Looks like I haven't set a timeout for the InfluxDB writes, which are hanging, that is definitely a bug.

As to the cause of the write hang, it could be that the db is overstressed with http write requests.

@wgrcunha if you have 1000s of hosts, you probably want to be using the flush_jitter config option, are you doing this? Until I get the timeout fixed in a release, I think you have two options:

  1. Use UDP on InfluxDB and Telegraf
  2. Use the flush_jitter telegraf config option to spread your http writes over a larger span of time. (if you are not using this, then all of your hosts are trying to write to influx at exactly the same time)
wgrcunha commented 8 years ago

flush_jitter is no 0s, i will change this and look. I send a feedback on some days.

Thanks!

sparrc commented 8 years ago

That was a little inaccurate, there is actually a timeout parameter for the influxdb output, so you should set that to something reasonable (say "5s" or "10s"?)
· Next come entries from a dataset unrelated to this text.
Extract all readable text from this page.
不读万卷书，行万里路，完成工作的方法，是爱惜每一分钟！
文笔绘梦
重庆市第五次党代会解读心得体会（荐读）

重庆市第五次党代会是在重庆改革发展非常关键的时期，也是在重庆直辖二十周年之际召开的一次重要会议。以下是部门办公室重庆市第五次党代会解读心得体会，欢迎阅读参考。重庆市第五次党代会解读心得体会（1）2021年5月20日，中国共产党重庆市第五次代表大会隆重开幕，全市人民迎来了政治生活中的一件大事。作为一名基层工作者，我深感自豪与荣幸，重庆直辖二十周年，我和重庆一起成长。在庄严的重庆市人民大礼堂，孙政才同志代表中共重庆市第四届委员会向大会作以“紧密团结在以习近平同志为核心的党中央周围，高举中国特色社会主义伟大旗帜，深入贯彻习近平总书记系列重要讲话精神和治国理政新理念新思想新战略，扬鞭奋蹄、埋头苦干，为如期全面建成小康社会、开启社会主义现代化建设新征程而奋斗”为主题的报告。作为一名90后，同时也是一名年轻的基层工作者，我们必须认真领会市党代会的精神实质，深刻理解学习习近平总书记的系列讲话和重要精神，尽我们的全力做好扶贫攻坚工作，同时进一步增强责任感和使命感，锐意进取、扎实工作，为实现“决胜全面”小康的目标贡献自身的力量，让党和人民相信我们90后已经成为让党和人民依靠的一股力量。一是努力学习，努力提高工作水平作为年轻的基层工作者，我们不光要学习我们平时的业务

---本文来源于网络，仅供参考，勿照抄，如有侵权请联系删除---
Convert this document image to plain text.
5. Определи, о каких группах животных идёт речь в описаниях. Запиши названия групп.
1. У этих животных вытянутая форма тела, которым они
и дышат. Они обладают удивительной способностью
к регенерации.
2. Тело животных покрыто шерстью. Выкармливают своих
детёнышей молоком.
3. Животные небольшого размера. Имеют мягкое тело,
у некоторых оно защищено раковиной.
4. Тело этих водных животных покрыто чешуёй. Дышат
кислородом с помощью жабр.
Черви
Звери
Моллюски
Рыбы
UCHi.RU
The current default config of having no timeout was a pretty dumb default implementation on my part, I will change that to a reasonable default.

sparrc commented 8 years ago

Just to be clear, I would recommend doing both:

  1. Set flush_jitter to at least 10s in your case (because you have 1000s of hosts)
  2. Set timeout under outputs.influxdb to "5s" so that hangs can't occur
wgrcunha commented 8 years ago

Changing now, i can give a feedback on a few days.

tyvm for fast response :)

wgrcunha commented 8 years ago

@sparrc The feedback is very positive, everything is ok now using that configuration :)